Il s’agit là d’une nuance de taille. Pourtant, les libertaires se retrouveront plutôt dans les arguments formulés par l’anarchiste italien Errico Malatesta qui, dans Le Réveil communiste-anarchiste du 8 novembre 1924, invitait à « discuter » de la Constituante pour mieux prendre ses distances avec cette modalité afin de « réclamer pour nous et ceux qui seront d’accord avec nous la liberté de s’organiser comme ils l’entendent et les moyens de le faire ». Malatesta ajoutait que « pour la coordination nécessaire de l’œuvre des groupes, des communes, des régions, de la nation, nous aurons à opposer à la Constituante ou à tout autre corps législatif, des congrès, des conventions locales, régionales, nationales, ouvertes à tout le monde pour renseigner, conseiller, prendre des initiatives – sans prétendre faire la loi et imposer à autrui par la force leurs délibérations ».

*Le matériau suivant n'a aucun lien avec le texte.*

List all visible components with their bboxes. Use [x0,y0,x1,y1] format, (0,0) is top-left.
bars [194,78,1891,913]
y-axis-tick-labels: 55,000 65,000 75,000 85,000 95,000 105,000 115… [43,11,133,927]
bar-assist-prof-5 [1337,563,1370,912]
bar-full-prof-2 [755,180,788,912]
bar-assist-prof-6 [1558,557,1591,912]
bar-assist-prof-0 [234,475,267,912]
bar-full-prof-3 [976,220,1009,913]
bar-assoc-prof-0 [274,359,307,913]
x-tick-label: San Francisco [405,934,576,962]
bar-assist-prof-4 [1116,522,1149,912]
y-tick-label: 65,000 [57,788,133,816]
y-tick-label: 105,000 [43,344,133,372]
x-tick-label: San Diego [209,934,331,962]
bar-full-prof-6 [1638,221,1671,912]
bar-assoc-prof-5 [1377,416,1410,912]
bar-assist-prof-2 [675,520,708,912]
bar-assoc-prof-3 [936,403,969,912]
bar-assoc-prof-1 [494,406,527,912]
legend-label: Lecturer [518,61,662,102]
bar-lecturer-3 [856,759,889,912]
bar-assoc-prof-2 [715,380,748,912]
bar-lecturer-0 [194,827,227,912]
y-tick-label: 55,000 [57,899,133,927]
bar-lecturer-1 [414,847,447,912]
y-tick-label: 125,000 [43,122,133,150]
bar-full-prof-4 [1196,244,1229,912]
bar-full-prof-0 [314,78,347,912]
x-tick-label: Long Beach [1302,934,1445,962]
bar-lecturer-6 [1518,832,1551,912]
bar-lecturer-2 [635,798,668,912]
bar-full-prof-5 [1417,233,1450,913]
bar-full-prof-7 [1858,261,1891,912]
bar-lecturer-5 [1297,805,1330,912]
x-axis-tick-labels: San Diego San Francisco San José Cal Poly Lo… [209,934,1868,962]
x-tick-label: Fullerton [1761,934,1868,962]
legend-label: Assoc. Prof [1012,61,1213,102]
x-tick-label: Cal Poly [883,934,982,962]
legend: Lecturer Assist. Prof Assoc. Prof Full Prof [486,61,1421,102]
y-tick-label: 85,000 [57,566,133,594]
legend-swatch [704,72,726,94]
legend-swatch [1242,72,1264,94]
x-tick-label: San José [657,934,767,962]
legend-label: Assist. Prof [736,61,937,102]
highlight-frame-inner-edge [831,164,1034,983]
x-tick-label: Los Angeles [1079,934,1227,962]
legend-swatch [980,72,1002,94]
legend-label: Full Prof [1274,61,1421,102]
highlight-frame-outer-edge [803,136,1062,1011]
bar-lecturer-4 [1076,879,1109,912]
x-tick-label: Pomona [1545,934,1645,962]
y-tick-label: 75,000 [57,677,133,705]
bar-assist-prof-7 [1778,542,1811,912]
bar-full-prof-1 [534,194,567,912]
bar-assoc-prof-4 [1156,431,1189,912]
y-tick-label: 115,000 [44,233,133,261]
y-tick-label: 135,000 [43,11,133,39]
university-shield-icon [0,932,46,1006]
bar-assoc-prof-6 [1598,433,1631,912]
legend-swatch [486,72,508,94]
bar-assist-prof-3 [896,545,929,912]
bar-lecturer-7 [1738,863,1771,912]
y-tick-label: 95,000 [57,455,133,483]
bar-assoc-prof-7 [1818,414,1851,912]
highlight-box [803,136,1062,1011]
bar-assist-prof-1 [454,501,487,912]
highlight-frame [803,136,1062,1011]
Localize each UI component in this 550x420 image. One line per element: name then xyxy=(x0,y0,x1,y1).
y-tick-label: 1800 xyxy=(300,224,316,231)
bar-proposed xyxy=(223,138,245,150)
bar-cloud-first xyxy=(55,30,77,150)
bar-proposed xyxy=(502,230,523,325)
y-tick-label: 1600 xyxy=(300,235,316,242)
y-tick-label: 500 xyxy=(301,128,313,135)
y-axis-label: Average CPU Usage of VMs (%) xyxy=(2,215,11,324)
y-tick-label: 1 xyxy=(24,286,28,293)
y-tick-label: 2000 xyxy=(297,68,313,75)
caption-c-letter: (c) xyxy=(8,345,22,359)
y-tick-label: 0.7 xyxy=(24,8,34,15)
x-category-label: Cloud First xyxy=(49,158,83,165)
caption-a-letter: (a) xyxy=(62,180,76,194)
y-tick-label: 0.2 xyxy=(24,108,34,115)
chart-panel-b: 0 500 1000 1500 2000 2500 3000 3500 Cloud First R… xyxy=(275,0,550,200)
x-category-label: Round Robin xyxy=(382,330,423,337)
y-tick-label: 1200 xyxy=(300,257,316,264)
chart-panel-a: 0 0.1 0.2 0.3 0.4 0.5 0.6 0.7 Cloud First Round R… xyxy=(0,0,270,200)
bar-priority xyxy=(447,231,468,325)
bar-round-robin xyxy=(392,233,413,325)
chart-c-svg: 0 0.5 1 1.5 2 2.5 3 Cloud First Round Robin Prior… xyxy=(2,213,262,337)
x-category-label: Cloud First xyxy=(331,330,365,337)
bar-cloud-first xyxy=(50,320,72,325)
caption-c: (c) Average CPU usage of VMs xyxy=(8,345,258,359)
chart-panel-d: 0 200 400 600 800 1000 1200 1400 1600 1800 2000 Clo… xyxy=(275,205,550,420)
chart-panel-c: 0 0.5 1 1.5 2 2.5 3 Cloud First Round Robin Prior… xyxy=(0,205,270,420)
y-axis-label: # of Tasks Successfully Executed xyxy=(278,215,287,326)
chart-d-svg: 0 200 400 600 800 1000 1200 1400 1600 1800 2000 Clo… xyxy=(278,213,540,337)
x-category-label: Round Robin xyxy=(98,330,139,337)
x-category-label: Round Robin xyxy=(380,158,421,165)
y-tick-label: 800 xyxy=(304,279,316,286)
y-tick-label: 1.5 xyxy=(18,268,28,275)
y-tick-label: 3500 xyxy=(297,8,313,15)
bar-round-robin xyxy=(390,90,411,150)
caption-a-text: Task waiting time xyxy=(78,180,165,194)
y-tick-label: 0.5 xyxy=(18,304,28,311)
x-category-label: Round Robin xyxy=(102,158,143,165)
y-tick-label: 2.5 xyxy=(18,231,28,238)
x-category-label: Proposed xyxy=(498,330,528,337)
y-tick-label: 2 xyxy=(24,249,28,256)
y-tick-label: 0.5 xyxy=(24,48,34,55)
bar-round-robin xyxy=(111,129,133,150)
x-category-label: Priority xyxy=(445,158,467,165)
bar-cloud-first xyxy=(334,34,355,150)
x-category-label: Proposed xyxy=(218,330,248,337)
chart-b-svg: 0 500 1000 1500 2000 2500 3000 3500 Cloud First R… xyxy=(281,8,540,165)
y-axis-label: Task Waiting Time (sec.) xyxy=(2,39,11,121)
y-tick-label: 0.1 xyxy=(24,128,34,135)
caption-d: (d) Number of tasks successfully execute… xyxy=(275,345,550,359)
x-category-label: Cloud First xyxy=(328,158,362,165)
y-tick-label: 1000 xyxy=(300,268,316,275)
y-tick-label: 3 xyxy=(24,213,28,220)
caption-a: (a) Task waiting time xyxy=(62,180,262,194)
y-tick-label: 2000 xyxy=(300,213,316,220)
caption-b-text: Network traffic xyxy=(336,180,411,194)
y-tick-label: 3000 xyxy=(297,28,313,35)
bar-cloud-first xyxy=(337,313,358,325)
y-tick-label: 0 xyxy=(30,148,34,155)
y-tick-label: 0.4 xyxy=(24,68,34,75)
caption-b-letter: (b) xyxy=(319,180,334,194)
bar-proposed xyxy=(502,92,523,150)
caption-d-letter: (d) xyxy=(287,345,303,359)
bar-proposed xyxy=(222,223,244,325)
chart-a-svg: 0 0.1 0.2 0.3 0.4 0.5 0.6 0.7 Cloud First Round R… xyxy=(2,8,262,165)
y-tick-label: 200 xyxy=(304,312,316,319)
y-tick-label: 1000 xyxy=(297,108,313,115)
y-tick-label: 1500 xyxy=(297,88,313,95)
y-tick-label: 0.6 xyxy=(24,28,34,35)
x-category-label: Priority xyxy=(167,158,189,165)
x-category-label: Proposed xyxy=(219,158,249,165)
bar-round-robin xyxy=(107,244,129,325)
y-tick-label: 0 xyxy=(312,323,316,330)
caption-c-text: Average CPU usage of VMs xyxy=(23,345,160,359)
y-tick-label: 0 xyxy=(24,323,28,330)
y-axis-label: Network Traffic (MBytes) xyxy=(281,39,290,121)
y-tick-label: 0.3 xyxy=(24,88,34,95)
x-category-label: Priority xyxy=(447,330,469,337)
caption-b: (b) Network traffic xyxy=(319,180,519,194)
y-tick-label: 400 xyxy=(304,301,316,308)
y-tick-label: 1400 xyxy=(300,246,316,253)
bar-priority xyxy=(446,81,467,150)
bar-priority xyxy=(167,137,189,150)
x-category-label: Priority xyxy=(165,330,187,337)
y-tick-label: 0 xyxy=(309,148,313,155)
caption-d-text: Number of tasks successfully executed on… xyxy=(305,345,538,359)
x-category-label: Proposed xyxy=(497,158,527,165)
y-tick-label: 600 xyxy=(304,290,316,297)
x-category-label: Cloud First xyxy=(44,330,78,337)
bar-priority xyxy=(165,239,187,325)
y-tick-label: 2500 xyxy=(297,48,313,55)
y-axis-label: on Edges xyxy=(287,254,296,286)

Cette « feuille de route » apparaîtra sans doute inconcevable pour les dirigeants ou militants issus de l’opposition de la gauche algérienne influencés par les schémas autoritaires, quand ils et elles n’ont pas, au sein de leurs propres organisations, reproduit les pratiques antidémocratiques d’un régime qu’ils prétendent combattre. C’est pourquoi, sans sous-estimer la capacité de nuisance d’appareils bureaucratiques souvent atrophiés, il convient de regarder du côté de la spontanéité de la jeunesse et des travailleurs et travailleuses, qui, en dépit de contradictions qu’on ne peut occulter (unanimisme, patriotisme, étatisme), cherchent une voie pour satisfaire leurs aspirations à la dignité, à l’égalité et à la liberté.

Dans cette conjoncture, toutes les questions doivent être débattues sans céder à l’autocensure, et toutes les oppressions combattues avec la plus grande détermination afin de participer de la nécessaire clarification des enjeux.